“Si hay algo que no existe, es el olvido”.
Jorge Luis Borges
La veo buscándome con la mirada e intento ser lo suficientemente fuerte para no apartarle la mía, porque no quiero que vea cómo las gotas de lluvia se agolpan en mis párpados amenazando tormentas, de las que ya no son capaces de resguardarte ni las pestañas.
No quiero que parezca que no puedo ser valiente por ella. Cuando lo que de verdad me gustaría, con todas mis fuerzas, sería poder sostener entre mis brazos la vida que le queda.
Siempre ha tenido los labios color dulzura, como cerezas maduras; y unas finas arrugas alrededor de la boca, que hacen que parezca que en cualquier momento va a comenzar a besarte.
«Los besos son la mejor medicina», solía decirme cuando llegaba del colegio quejándome de alguna herida de guerra, y aunque la bala solo me hubiera dejado orificio de entrada, ella podía detectarla nada más cruzaba la puerta. Entonces, yo corría a buscarla para que me abrazara y me amparara el alma. Y su ternura era capaz de fundir hasta la más dura de las metrallas.
Luego, habitualmente, nos íbamos las dos juntas a la cocina, y me preparaba con todo su mimo chocolate caliente al que seguro añadía algún ingrediente secreto, de los que se guardan bajo llave hasta la muerte, que tenía el súper poder de devolverme, entre sorbo y soplido, su templado consuelo y la sonrisa.

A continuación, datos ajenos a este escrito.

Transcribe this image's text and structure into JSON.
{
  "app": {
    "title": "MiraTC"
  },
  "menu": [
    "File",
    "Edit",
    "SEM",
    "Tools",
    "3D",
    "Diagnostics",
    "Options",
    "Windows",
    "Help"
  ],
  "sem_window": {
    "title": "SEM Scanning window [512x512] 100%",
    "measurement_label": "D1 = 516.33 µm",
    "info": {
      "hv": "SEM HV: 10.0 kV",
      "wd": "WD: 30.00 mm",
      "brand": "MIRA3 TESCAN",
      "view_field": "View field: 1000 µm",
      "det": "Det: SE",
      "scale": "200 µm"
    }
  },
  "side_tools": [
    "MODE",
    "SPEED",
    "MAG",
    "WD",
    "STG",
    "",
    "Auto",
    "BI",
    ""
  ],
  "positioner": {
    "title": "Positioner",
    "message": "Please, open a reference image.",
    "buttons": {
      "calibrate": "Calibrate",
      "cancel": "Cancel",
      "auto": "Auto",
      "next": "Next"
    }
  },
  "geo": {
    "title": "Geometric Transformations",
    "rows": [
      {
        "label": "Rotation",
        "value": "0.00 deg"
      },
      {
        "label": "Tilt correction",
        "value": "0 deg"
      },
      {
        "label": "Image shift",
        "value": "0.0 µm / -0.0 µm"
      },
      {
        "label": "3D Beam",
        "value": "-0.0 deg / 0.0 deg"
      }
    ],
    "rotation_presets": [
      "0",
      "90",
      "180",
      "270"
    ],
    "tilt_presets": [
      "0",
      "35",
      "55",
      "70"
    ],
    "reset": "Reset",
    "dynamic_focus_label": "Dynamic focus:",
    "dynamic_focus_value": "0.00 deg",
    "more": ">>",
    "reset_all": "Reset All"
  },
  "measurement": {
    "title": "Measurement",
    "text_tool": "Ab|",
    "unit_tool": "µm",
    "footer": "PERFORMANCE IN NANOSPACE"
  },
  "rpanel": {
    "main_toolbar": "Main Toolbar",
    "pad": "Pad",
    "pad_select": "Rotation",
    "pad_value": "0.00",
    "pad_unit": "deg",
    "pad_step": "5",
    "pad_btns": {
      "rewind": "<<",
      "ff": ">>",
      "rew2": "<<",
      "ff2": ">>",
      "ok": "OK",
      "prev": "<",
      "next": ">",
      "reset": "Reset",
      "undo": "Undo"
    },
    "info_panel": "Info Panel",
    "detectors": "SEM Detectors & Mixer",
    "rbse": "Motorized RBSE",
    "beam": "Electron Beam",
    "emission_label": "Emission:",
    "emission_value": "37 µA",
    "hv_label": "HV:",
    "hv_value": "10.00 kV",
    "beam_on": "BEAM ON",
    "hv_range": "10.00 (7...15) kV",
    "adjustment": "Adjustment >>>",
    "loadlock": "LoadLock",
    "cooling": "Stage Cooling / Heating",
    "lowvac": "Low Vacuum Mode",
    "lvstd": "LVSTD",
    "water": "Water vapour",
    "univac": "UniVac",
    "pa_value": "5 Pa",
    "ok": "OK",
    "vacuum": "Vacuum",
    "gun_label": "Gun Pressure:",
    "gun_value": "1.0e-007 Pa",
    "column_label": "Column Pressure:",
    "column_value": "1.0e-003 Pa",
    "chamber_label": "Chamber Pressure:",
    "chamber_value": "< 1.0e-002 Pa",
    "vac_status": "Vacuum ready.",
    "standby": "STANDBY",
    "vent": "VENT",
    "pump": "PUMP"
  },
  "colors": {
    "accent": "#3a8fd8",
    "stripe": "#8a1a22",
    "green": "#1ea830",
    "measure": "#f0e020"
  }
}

Ahora no dice nada. Hace tiempo que no opina. Ya no puede hacerlo. Olvida lo que tiene que decir solo con el esfuerzo que debe hacer cada vez que su cabeza se empeña en unir las letras en palabras para formar una mísera frase con sentido.

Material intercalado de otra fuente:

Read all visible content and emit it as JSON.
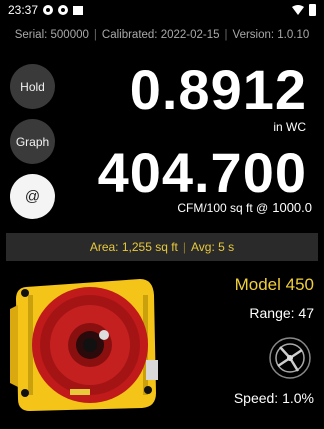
{
  "status_bar": {
    "time": "23:37",
    "icons": [
      "notification-icon",
      "notification-icon",
      "image-icon"
    ],
    "right_icons": [
      "wifi-icon",
      "battery-icon"
    ]
  },
  "info": {
    "serial": "Serial: 500000",
    "calibrated": "Calibrated: 2022-02-15",
    "version": "Version: 1.0.10"
  },
  "buttons": {
    "hold": "Hold",
    "graph": "Graph",
    "at": "@"
  },
  "pressure": {
    "value": "0.8912",
    "unit": "in WC"
  },
  "flow": {
    "value": "404.700",
    "unit": "CFM/100 sq ft @",
    "reference": "1000.0"
  },
  "summary": {
    "area": "Area: 1,255 sq ft",
    "avg": "Avg: 5 s"
  },
  "device": {
    "model": "Model 450",
    "range": "Range: 47",
    "speed": "Speed: 1.0%",
    "colors": {
      "body": "#f4c418",
      "ring": "#c01a1a",
      "accent": "#f0cf3a"
    }
  }
}
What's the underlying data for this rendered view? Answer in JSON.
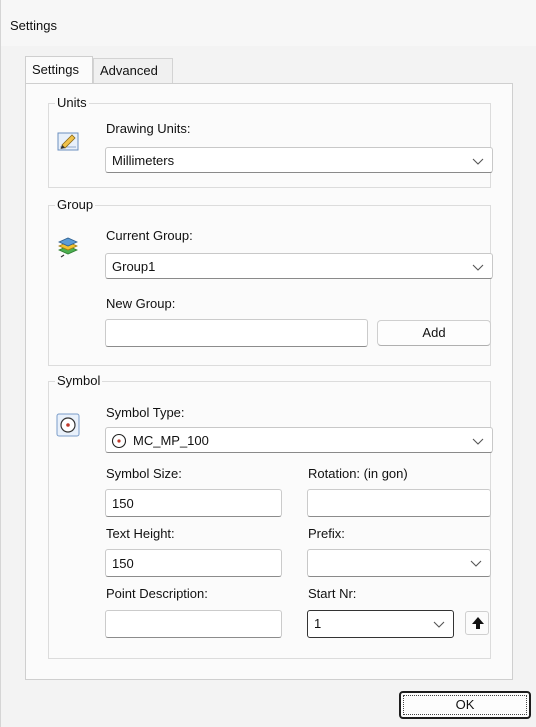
{
  "window": {
    "title": "Settings"
  },
  "tabs": [
    {
      "label": "Settings",
      "active": true
    },
    {
      "label": "Advanced",
      "active": false
    }
  ],
  "units": {
    "legend": "Units",
    "drawing_units_label": "Drawing Units:",
    "drawing_units_value": "Millimeters",
    "icon": "pencil-paper-icon"
  },
  "group": {
    "legend": "Group",
    "current_group_label": "Current Group:",
    "current_group_value": "Group1",
    "new_group_label": "New Group:",
    "new_group_value": "",
    "add_label": "Add",
    "icon": "layers-icon"
  },
  "symbol": {
    "legend": "Symbol",
    "symbol_type_label": "Symbol Type:",
    "symbol_type_value": "MC_MP_100",
    "symbol_size_label": "Symbol Size:",
    "symbol_size_value": "150",
    "rotation_label": "Rotation: (in gon)",
    "rotation_value": "",
    "text_height_label": "Text Height:",
    "text_height_value": "150",
    "prefix_label": "Prefix:",
    "prefix_value": "",
    "point_description_label": "Point Description:",
    "point_description_value": "",
    "start_nr_label": "Start Nr:",
    "start_nr_value": "1",
    "icon": "target-circle-icon"
  },
  "footer": {
    "ok_label": "OK"
  }
}
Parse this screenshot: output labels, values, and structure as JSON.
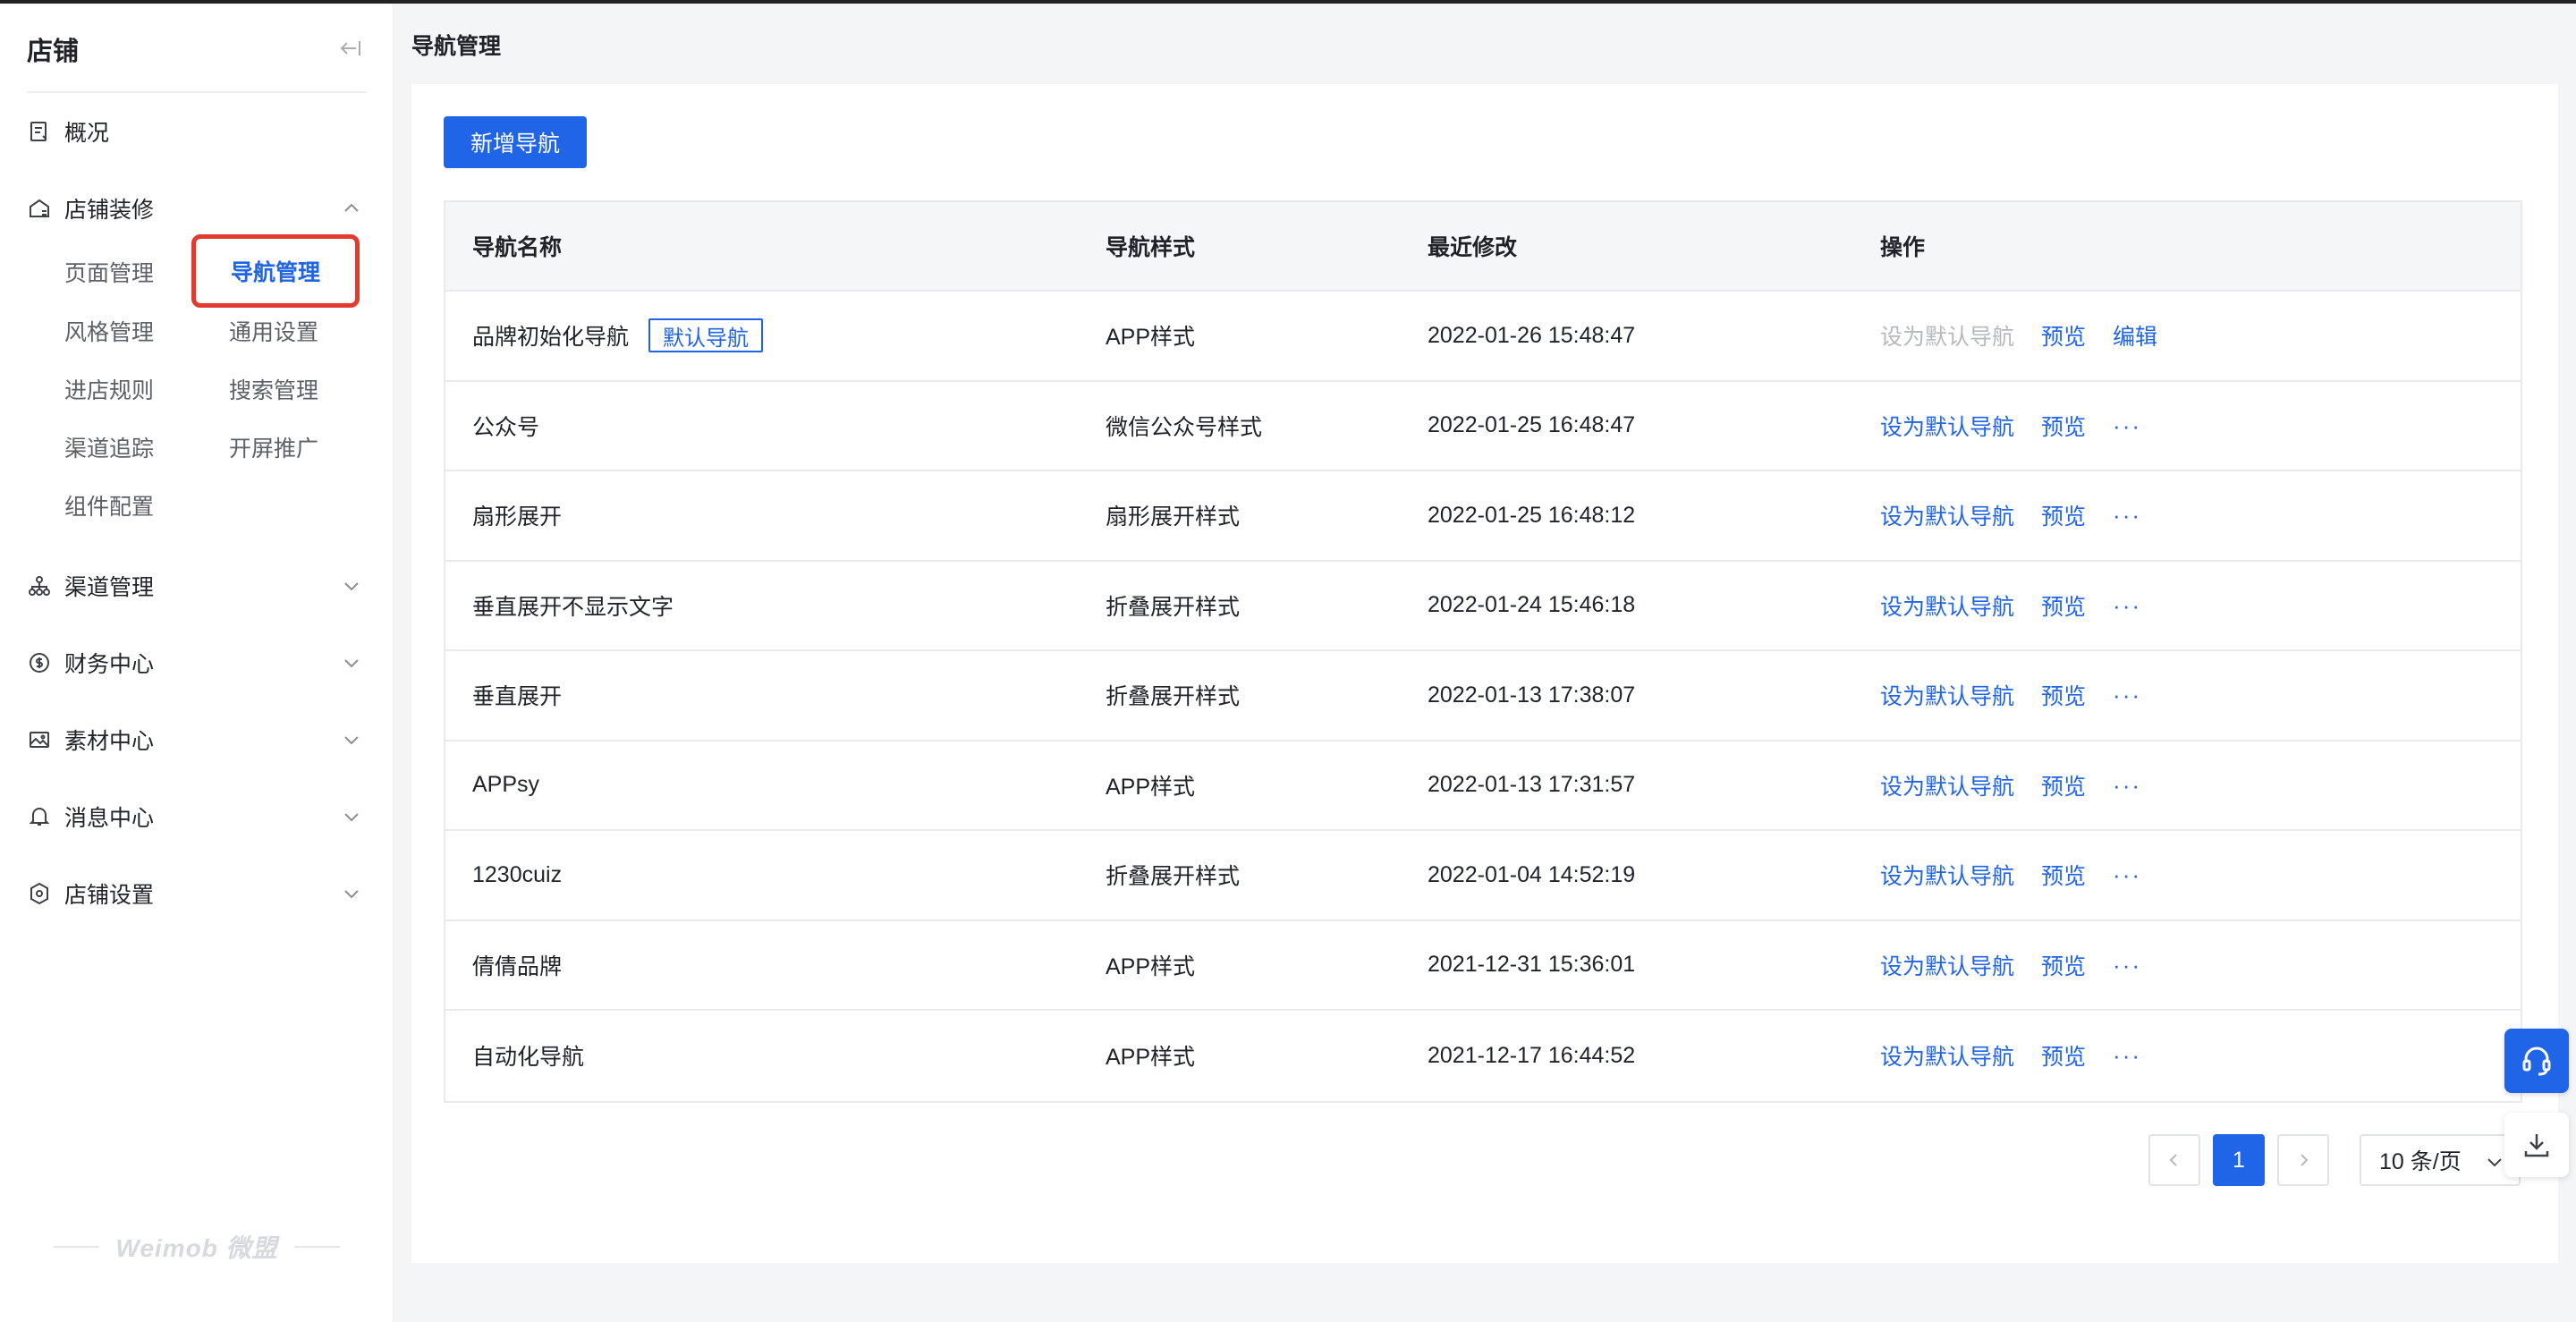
{
  "sidebar": {
    "title": "店铺",
    "overview": "概况",
    "decoration": {
      "label": "店铺装修",
      "subs": [
        "页面管理",
        "导航管理",
        "风格管理",
        "通用设置",
        "进店规则",
        "搜索管理",
        "渠道追踪",
        "开屏推广",
        "组件配置"
      ]
    },
    "channel": "渠道管理",
    "finance": "财务中心",
    "material": "素材中心",
    "message": "消息中心",
    "settings": "店铺设置",
    "footer_logo": "Weimob 微盟"
  },
  "page": {
    "title": "导航管理",
    "add_button": "新增导航"
  },
  "table": {
    "headers": [
      "导航名称",
      "导航样式",
      "最近修改",
      "操作"
    ],
    "default_tag": "默认导航",
    "actions": {
      "set_default": "设为默认导航",
      "preview": "预览",
      "edit": "编辑",
      "more": "···"
    },
    "rows": [
      {
        "name": "品牌初始化导航",
        "style": "APP样式",
        "modified": "2022-01-26 15:48:47"
      },
      {
        "name": "公众号",
        "style": "微信公众号样式",
        "modified": "2022-01-25 16:48:47"
      },
      {
        "name": "扇形展开",
        "style": "扇形展开样式",
        "modified": "2022-01-25 16:48:12"
      },
      {
        "name": "垂直展开不显示文字",
        "style": "折叠展开样式",
        "modified": "2022-01-24 15:46:18"
      },
      {
        "name": "垂直展开",
        "style": "折叠展开样式",
        "modified": "2022-01-13 17:38:07"
      },
      {
        "name": "APPsy",
        "style": "APP样式",
        "modified": "2022-01-13 17:31:57"
      },
      {
        "name": "1230cuiz",
        "style": "折叠展开样式",
        "modified": "2022-01-04 14:52:19"
      },
      {
        "name": "倩倩品牌",
        "style": "APP样式",
        "modified": "2021-12-31 15:36:01"
      },
      {
        "name": "自动化导航",
        "style": "APP样式",
        "modified": "2021-12-17 16:44:52"
      }
    ]
  },
  "pagination": {
    "current": "1",
    "page_size": "10 条/页"
  },
  "colors": {
    "primary": "#2064e8",
    "highlight_border": "#e23a2e"
  }
}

También ha olvidado nuestras tardes de confidencias entre risas. Las horas que pasaba en vela cuando empecé a salir los fines de semana con mis amigas. Cuando le conté, muerta de vergüenza, que había besado por primera vez a Fran, el que hoy es mi marido.

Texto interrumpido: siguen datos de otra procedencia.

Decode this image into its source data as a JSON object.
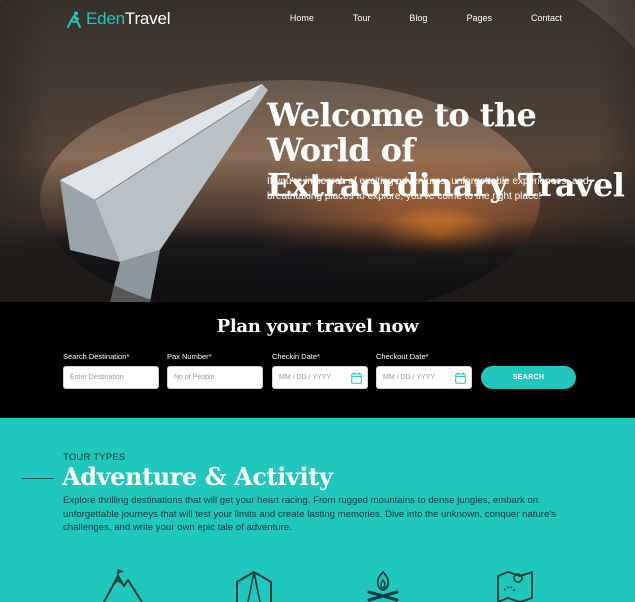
{
  "brand": {
    "name_part1": "Eden",
    "name_part2": "Travel",
    "accent_color": "#1fc7bc"
  },
  "nav": {
    "items": [
      "Home",
      "Tour",
      "Blog",
      "Pages",
      "Contact"
    ]
  },
  "hero": {
    "title": "Welcome to the World of Extraordinary Travel",
    "subtitle": "If you're in search of exciting adventures, unforgettable experiences, and breathtaking places to explore, you've come to the right place!"
  },
  "plan": {
    "title": "Plan your travel now",
    "fields": [
      {
        "label": "Search Destination*",
        "placeholder": "Enter Destination",
        "icon": ""
      },
      {
        "label": "Pax Number*",
        "placeholder": "No.of People",
        "icon": ""
      },
      {
        "label": "Checkin Date*",
        "placeholder": "MM / DD / YYYY",
        "icon": "calendar-icon"
      },
      {
        "label": "Checkout Date*",
        "placeholder": "MM / DD / YYYY",
        "icon": "calendar-icon"
      }
    ],
    "search_label": "SEARCH"
  },
  "tour": {
    "eyebrow": "TOUR TYPES",
    "title": "Adventure & Activity",
    "description": "Explore thrilling destinations that will get your heart racing. From rugged mountains to dense jungles, embark on unforgettable journeys that will test your limits and create lasting memories. Dive into the unknown, conquer nature's challenges, and write your own epic tale of adventure.",
    "icons": [
      "mountain-icon",
      "tent-icon",
      "campfire-icon",
      "map-pin-icon"
    ]
  }
}
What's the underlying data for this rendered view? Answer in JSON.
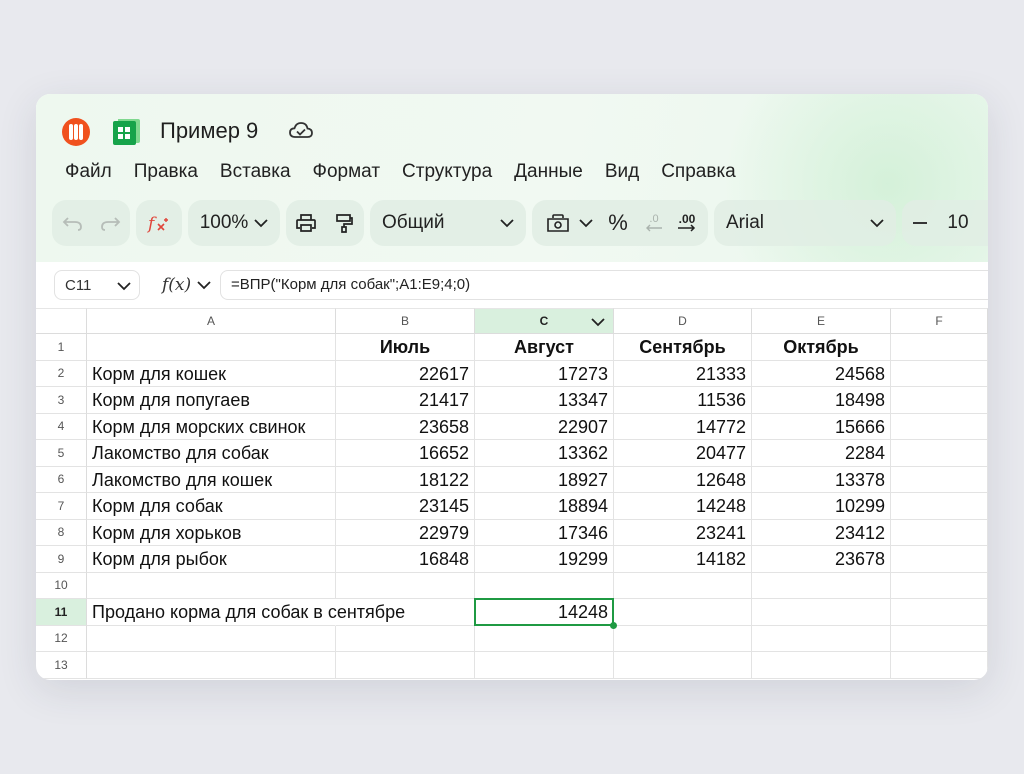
{
  "app": {
    "doc_title": "Пример 9"
  },
  "menu": [
    "Файл",
    "Правка",
    "Вставка",
    "Формат",
    "Структура",
    "Данные",
    "Вид",
    "Справка"
  ],
  "toolbar": {
    "zoom": "100%",
    "number_format": "Общий",
    "font": "Arial",
    "font_size": "10",
    "decrease_decimals": ".0",
    "increase_decimals": ".00",
    "percent": "%"
  },
  "formula_bar": {
    "cell_ref": "C11",
    "fx_label": "f(x)",
    "formula": "=ВПР(\"Корм для собак\";A1:E9;4;0)"
  },
  "columns": [
    "A",
    "B",
    "C",
    "D",
    "E",
    "F"
  ],
  "active_column": "C",
  "rows": [
    "1",
    "2",
    "3",
    "4",
    "5",
    "6",
    "7",
    "8",
    "9",
    "10",
    "11",
    "12",
    "13"
  ],
  "active_row": "11",
  "table": {
    "headers": [
      "",
      "Июль",
      "Август",
      "Сентябрь",
      "Октябрь"
    ],
    "data": [
      [
        "Корм для кошек",
        "22617",
        "17273",
        "21333",
        "24568"
      ],
      [
        "Корм для попугаев",
        "21417",
        "13347",
        "11536",
        "18498"
      ],
      [
        "Корм для морских свинок",
        "23658",
        "22907",
        "14772",
        "15666"
      ],
      [
        "Лакомство для собак",
        "16652",
        "13362",
        "20477",
        "2284"
      ],
      [
        "Лакомство для кошек",
        "18122",
        "18927",
        "12648",
        "13378"
      ],
      [
        "Корм для собак",
        "23145",
        "18894",
        "14248",
        "10299"
      ],
      [
        "Корм для хорьков",
        "22979",
        "17346",
        "23241",
        "23412"
      ],
      [
        "Корм для рыбок",
        "16848",
        "19299",
        "14182",
        "23678"
      ]
    ]
  },
  "summary": {
    "label": "Продано корма для собак в сентябре",
    "value": "14248"
  },
  "colors": {
    "accent": "#1f9a43",
    "header_active": "#d9f0de",
    "brand_orange": "#f0511e"
  }
}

El gran disgusto que le di cuando dejé los estudios, porque ella siempre había soñado que yo llegaría a ser alguien mejor que ella en la vida.
“Mejor que ella”… como si eso fuera posible.
La emoción desbordada que vivimos las dos aquél día en el que supe que iba a ser madre, y ella abuela.
Y el día de mi boda.
Y el día de la suya.
Ha olvidado hasta quién es esa señora que le mira desdeñada en el espejo, devolviéndole un ingrato y desleal reflejo.
Pero de vez en cuando, cada vez menos a menudo, la veo buscándome con la mirada.
Aunque en realidad a quién busque es a ella misma; porque yo sé que en el fondo siente que siempre podrá encontrarse en los ojos de quienes tanto la amamos.
Entonces, en ese momento, le cojo de la mano y le digo:
«—Ven conmigo mamá, vamos a prepararnos un chocolate caliente a la cocina».
Y ahora soy yo quien, entre sorbos y soplidos, le da las gracias, porque si existe alguien que de verdad me ha hecho fuerte en la vida, ha sido ella. Siempre.